Why The Best Zoos In America Are The Best

By Mitchell Jones


A callow youth could be imagined who considered a museum excursion quite as good as, possibly superior to, visiting the zoo. It is, after all, common practice nowadays for museums to have large animal exhibits packed into conveniently browse-able indoor displays - thoroughly sheltered from the variable weather of the seasons.

It true, of course, that the museum animals do lack a rather distinctive quality: which is to say that they're dead -- and stuffed! The truth is though, recalling from my childhood, many of the zoos I visited had animals which were so inanimate, they might well have been stuffed.

One can say now though, with some relief, that behind us now is the days when zoos were largely animal museums. In fact, it's almost come to the point that the barometer for measuring the best zoos in America is precisely the degree to which one distinguishes itself from these older model zoos.

The best zoos now are not storage displays - warehouses with bars - but active participants in the cultivation and preservation of the earth's wildlife. They have facilities and missions for research and enterprise to help preserve wildlife in its natural habitat.

The result of these mission defining initiatives is a symbiosis: the lessons learned about optimum wildlife habitat preservation enables more rigorous habitat design within the modern zoo. This creates an environment far better suited to the zoo's animals. The result is a greatly more stimulating and rewarding experience for everyone involved.

As zoo animals have the experience of living in environments more closely fit with their evolved dispositions, their natural liveliness is invigorated. This leads to animals with energy and curiosity. Such animals are active and involved with their environment and each other.

Not only does this make for psychologically and physically healthier conditions for the animals, but it provides a more enjoyable zoo-going experience for us. The energy and vitality of animals living in a stimulating environment, sculpted to their evolutionary needs, means we get to see animals that are alive and engaged. This is exciting in itself.
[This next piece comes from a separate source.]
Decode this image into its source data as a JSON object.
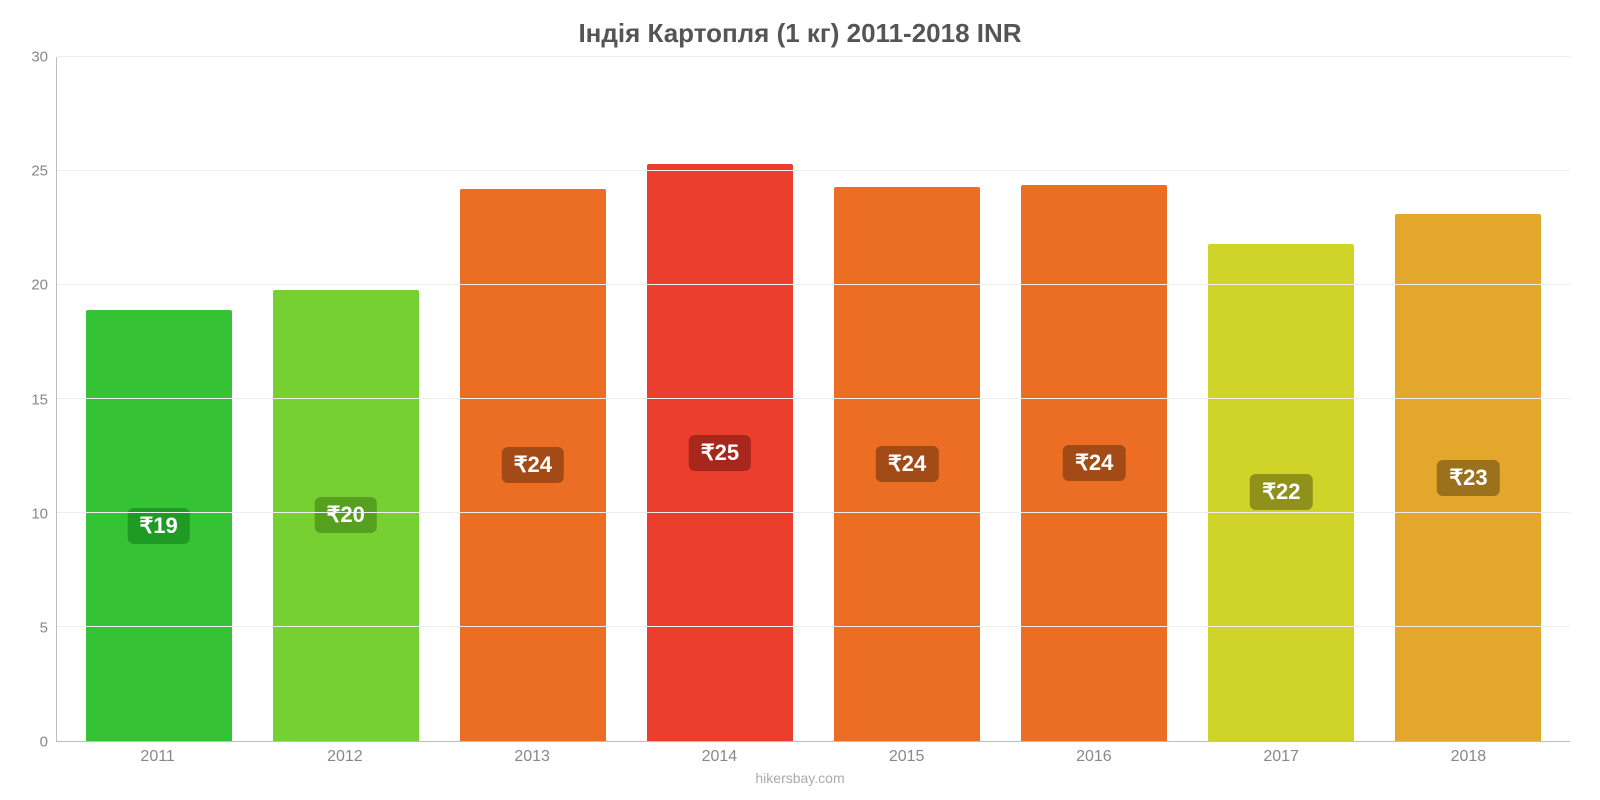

Furthermore, as the animals' living experience is so much better suited to their evolved disposition, such zoos become far more effective learning opportunities than ever could have been the old stand-and-gawk zoos of my youth. This is a wonderful development for all zoo guests.

One of the great outcomes of this new style zoo has been the construction of far vaster ranges for the animals to live within. This improvement in the living conditions of the animals, though, has posed challenges regarding the means to allow zoo visitors to experience the animals in this new habitat, without undermining its initial virtues. Leaders in the zoo community addressed these challenges with various kinds of carry-through technology and process reorganization. These have included monorails, safari tours and walk through zones.

The best zoos in America , or elsewhere, are characterized by this kind of synthesis. A conservationist mission, revised facility designs, and innovative applications of technology dovetail into an entirely new kind of institutional style that is not unfairly described as a zoological renaissance.

This renaissance allows zoo visitors to have experiences as rich in their learning opportunities as in their sheer exotic wonder. In the process, they inspire in us a sense of awe for the wonders of nature while providing us that rare opportunity for communion with another life: one so different from our own yet also, as an inevitable consequence of our common evolutionary heritage, in some uncanny way also strangely like us.

This is the extraordinary magic of the best zoos: they marry the insights of science and technology to create a sense of the sublime.